Here you can see the operative set up with the surgeon passing and the assistant retrieving sutures sequentially. Multiple sutures are advanced on both the upper and lower surfaces of the meniscal allograft and retrieved by the assistant through the counter incision. Here is seen the final fixation of the meniscal allograft body. Next, our anterior horn socket is prepared anterograde under direct visualization through the anteromedial incision. Shuttling suture is used to similarly dock the anterior bone plug into this socket to complete graft positioning. Final securing of the graft is completed by tying the meniscal body sutures working from posterior to anterior. The sutures for the anterior and posterior roots are then fixed using a suture anchor placed approximately 1 cm distal to the tunnels as demonstrated here. A last look into the joint demonstrates our final meniscal allograft construct.
Postoperative management for medial meniscal allograft transplant follows a defined protocol with 25% partial weightbearing on crutches for the first 6 weeks. Knee range of motion is progressed immediately but flexion is limited to 90° until 6 weeks postoperatively. A graduated rehabilitation program is navigated with a goal for return to full activities at approximately 6 months postoperatively. Most patients return to some activities with approximately 50% returning to a similar level of sports. Appropriate patient counseling is important regarding return to high impact or cutting sports as well as allograft longevity.

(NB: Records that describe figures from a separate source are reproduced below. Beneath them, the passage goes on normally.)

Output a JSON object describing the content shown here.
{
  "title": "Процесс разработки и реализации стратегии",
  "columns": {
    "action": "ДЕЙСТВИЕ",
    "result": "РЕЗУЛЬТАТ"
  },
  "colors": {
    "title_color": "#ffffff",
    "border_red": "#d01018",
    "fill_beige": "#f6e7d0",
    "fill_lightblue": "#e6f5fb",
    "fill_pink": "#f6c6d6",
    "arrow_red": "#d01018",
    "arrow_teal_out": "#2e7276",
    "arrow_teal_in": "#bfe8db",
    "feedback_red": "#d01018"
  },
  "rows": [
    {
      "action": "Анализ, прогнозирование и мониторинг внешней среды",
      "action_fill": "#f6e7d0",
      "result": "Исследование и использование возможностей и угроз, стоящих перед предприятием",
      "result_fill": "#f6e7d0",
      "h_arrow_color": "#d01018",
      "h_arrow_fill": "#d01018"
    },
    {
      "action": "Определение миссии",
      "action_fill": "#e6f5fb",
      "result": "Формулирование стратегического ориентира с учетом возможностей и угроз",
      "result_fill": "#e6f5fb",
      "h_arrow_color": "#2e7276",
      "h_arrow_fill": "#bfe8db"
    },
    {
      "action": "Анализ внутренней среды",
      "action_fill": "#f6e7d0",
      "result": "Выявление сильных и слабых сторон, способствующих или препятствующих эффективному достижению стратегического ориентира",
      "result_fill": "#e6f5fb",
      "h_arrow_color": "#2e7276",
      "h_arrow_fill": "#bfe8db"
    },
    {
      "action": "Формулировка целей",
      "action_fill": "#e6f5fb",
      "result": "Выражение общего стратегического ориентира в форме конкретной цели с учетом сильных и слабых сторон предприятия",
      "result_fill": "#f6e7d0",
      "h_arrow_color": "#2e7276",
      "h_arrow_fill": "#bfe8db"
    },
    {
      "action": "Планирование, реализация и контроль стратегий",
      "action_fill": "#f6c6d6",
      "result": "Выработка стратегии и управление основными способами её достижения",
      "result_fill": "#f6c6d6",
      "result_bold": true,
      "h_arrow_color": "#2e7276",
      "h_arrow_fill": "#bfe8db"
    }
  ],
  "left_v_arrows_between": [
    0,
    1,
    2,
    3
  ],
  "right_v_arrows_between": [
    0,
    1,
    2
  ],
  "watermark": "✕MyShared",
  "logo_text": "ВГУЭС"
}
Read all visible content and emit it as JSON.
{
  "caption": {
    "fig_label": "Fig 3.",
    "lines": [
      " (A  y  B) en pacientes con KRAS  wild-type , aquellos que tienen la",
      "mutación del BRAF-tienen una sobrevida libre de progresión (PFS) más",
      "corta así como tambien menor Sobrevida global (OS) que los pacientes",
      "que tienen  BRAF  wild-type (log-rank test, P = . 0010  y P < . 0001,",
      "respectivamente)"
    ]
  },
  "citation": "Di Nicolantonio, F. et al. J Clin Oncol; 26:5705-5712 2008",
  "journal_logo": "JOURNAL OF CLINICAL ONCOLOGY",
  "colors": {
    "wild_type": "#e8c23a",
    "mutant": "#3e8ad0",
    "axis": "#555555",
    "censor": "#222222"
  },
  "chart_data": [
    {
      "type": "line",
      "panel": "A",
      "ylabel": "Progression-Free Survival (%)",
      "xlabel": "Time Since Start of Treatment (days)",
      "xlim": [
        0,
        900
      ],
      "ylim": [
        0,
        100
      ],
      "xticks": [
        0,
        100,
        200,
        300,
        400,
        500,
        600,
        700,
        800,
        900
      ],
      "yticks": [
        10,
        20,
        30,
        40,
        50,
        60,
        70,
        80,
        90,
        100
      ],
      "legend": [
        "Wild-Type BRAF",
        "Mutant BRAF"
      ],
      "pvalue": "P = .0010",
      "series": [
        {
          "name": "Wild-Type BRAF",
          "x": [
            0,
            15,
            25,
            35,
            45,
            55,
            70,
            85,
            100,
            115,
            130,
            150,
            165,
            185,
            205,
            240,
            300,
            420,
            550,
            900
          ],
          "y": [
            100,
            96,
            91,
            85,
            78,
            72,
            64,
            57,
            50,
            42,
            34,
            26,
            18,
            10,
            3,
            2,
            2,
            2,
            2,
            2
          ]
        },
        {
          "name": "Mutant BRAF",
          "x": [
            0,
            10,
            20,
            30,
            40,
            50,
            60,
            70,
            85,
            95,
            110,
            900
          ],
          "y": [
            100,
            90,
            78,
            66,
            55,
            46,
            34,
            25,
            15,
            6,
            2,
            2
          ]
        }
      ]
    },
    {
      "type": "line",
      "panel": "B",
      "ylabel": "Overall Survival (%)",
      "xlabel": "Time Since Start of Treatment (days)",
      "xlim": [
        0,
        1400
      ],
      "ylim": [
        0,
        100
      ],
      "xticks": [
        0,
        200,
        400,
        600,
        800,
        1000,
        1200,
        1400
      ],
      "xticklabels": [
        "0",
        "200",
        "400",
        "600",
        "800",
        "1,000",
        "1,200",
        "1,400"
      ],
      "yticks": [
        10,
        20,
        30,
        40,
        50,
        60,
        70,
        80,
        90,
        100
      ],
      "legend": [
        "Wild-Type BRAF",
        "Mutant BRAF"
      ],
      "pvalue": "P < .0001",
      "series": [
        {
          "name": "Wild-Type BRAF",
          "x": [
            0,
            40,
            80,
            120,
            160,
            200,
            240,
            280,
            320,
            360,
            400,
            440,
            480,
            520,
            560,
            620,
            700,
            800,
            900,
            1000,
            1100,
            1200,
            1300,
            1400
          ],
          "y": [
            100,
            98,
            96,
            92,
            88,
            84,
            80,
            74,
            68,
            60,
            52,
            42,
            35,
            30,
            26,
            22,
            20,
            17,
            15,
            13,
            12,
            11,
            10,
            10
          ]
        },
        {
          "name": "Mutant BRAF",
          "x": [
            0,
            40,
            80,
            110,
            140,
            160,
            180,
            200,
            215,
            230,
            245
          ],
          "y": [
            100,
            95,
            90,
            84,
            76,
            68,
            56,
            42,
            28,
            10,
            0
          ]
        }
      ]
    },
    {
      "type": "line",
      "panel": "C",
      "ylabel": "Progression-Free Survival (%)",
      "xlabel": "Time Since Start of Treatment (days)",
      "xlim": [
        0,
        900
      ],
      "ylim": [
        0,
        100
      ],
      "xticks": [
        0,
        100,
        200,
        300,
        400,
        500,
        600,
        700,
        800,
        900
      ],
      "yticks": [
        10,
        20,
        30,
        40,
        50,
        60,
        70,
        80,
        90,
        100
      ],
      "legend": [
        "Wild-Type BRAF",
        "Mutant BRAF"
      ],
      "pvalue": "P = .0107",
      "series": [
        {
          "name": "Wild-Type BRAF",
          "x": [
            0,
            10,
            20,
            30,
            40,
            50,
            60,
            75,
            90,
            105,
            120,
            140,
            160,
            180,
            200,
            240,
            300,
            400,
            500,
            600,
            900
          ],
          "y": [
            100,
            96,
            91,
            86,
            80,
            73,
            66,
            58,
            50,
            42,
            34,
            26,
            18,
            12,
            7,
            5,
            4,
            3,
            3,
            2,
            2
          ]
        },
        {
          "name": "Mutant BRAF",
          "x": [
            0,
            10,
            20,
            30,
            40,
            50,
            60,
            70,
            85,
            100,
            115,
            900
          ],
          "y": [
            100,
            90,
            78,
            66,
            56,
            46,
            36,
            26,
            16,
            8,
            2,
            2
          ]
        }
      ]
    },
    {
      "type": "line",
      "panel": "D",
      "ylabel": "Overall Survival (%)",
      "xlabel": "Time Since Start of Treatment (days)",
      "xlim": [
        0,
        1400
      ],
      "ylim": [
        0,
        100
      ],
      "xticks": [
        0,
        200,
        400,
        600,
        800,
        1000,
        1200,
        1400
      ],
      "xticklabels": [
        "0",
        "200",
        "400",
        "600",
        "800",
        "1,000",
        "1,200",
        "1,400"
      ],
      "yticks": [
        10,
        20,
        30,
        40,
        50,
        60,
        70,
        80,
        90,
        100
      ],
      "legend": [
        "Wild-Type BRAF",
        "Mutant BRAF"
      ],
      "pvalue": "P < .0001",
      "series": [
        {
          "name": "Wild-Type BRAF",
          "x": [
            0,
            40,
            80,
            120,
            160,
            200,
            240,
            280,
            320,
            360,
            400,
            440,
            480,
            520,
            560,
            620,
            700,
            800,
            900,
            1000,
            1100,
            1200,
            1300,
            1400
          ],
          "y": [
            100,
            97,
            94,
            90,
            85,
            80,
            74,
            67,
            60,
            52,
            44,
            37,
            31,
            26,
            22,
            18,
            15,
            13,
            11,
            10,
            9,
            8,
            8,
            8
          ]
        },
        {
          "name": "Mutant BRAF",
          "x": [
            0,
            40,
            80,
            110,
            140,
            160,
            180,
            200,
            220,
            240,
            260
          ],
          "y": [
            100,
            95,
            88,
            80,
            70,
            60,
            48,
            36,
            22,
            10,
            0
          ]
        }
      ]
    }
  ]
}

Potential complications are listed and include infection, neurovascular injury, and iatrogenic chondral injury. Graft re-tearing or extrusion can result from inaccurate graft sizing, non anatomic graft placement, or postsurgical trauma.
There are numerous outcomes studies of meniscal allograft transplantation with a reported overall graft survivorship of around 70% at 10 years and 60% at 15 years’ follow-up. Longer term follow-up studies demonstrate incremental increases in failure rates with some patients going on to revision meniscal allograft transplantation or conversion to knee arthroplasty. Clinical outcomes do not appear to be negatively affected by the additional of concomitant procedures such as ligament reconstruction or cartilage repair procedures, although these data are not as well defined. Tegner activity scale results suggest most patients do not continue high-level sports over the long term.
Our references are listed. Thank you.
Footnotes
Submitted October 21, 2020; accepted December 21, 2020.
One or more of the authors has declared the following potential conflict of interest or source of funding: B.C.W. is a paid presenter or speaker for Arthrex Inc, and receives research support from Arthrex Inc, Biomet, and Integra LifeScience. AOSSM checks author disclosures against the Open Payments Database (OPD). AOSSM has not conducted an independent investigation on the OPD and disclaims any liability or responsibility relating thereto.